Солнце больше солнца
Шрифт:
О работе на заводе номер 817 под руководством академика Курчатова:
"Искали технологию вслепую. И было не до страховок. Отходы сбрасывали в Течу - и год, и два, и три. Пока жители Метлино не обратили внимание на то, что дикие утки стали плохо летать. Когда измерили Течу, стало ясно, что невидимая грязь ушла далеко. Реку перегородили. Грязную воду копили в прудах. Накопили 200 миллионов кубов. Хранить ее придется полтора века" ("Челябинский рабочий". 1989. 23.08).
До 1956 года в реку было слито семьдесят шесть миллионов кубометров радиоактивных отходов. Люди, живущие вблизи реки,
"Вначале радиоактивные отходы просто сливали в речку, и через уральские и сибирские реки радионуклиды добрались аж до Северного Ледовитого океана".
("Советская Россия". 1989. 26.11).
После взрыва 29 сентября 1957 года радиоактивную грязь, которая образовалась на территории завода, невозможно было сгрести в Течу, река вышла бы из берегов, и грязь сгребали в контейнеры, на самосвалах везли к озеру Карачай, к другим озёрам, сваливали в них. Остальное же, что было способно течь, смывали водой в Течу.
Реку решили перегородить плотинами и создать пруды-отстойники, на чьё дно будут оседать низкоактивные нерастворимые отходы. Однако продолжались сбросы и высокоактивных отходов: со временем отстойники оказались переполнены остатками урана, стронция, цезия, плутония и других радиоактивных элементов, ими были насыщены и расположенные ниже плотин Асановские болота. Из болот губительный раствор вновь потёк в Течу, которая, отравляя всё вокруг, несёт заразу на протяжении всей своей длины двести сорок три километра до впадения в реку Исеть, насыщая и насыщая её страшными дарами.
108
Маркел Николаевич возвращался домой с колотящейся в мозгу мыслью: "От говна да в саки или наоборот?" Войдя к себе во двор, увидел Анюту, которая около сарая согнулась над курицей, ногами придавливая её раскинутые крылья к земле, ножом перерезая ей горло. При виде мужа Анюта распрямилась в испуге, сойдя с крыльев птицы, та подбросилась, забилась, брызжа кровью.
Муж, вдруг озлясь, крикнул с гримасой:
– Да дорежь ты её!
Жена указала ножом на курицу в агонии:
– Уже резнула, сколь надо.
– Она была обучена резать кур, не отделяя головы.
Маркел Николаевич спросил, видя на Анюте чёрный платок:
– Мать померла?
Анюта кивнула. Затем сказала жалобно:
– Тебя не было, я без спросу курицу взяла. Чего не поем - рвёт. Хотела бульвону.
– Бульвону!
– передразнил Неделяев, и тут ему стало нехорошо от подозрения: - От всего рвёт?

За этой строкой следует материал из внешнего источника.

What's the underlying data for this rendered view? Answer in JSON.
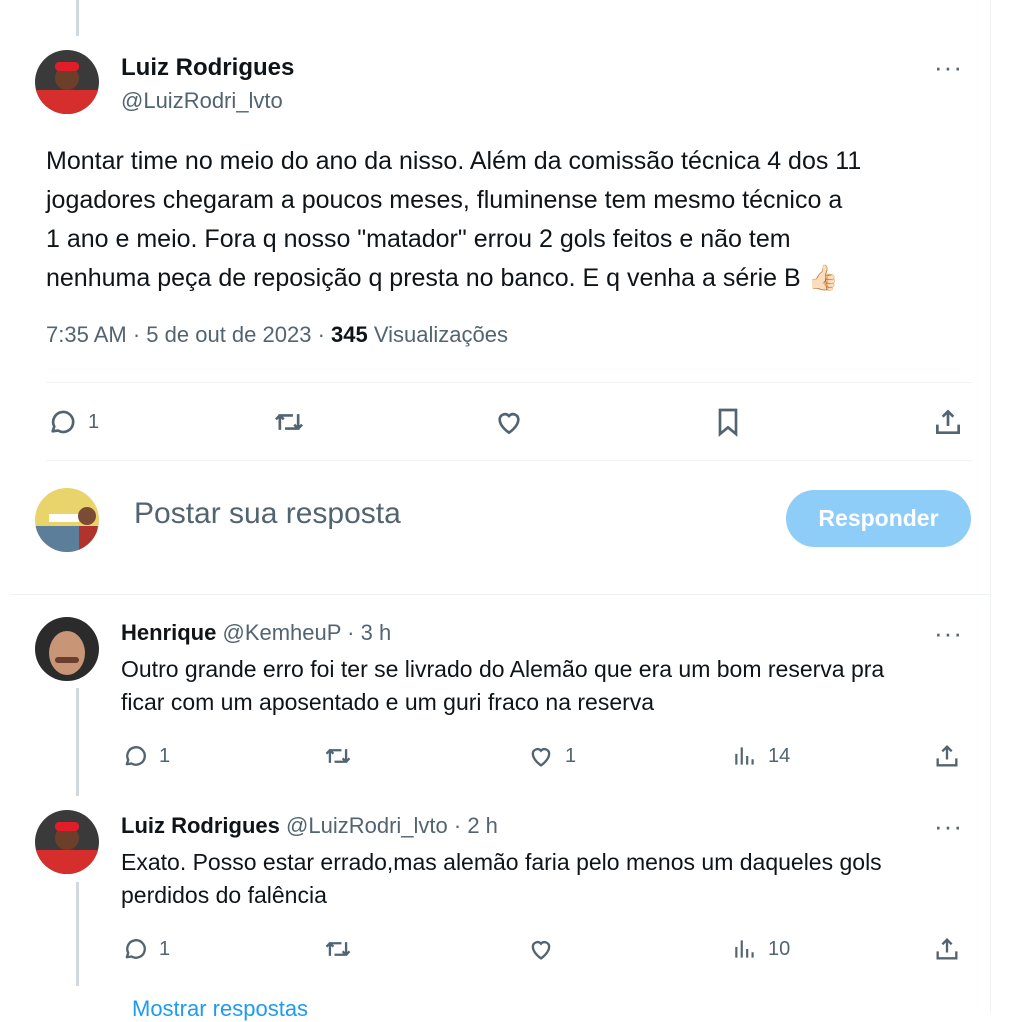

Она тронула рукой себя под грудиной:
– Как поем, здесь болит. Потом сорвёт, и легче.
"Твою-то мать!
– мысленно воскликнул Маркел Николаевич.
– Рысью на тот свет бегут!"
В больницу решил жену не везти, жалея себя, - предпочтя жить в надежде, что у неё не то, чего он так боится. Как настало воскресенье, покатил на своём BMW к лесничему, полагая: у этого одаряемого новостями человека окажется что сказать о случившемся в Сороковке.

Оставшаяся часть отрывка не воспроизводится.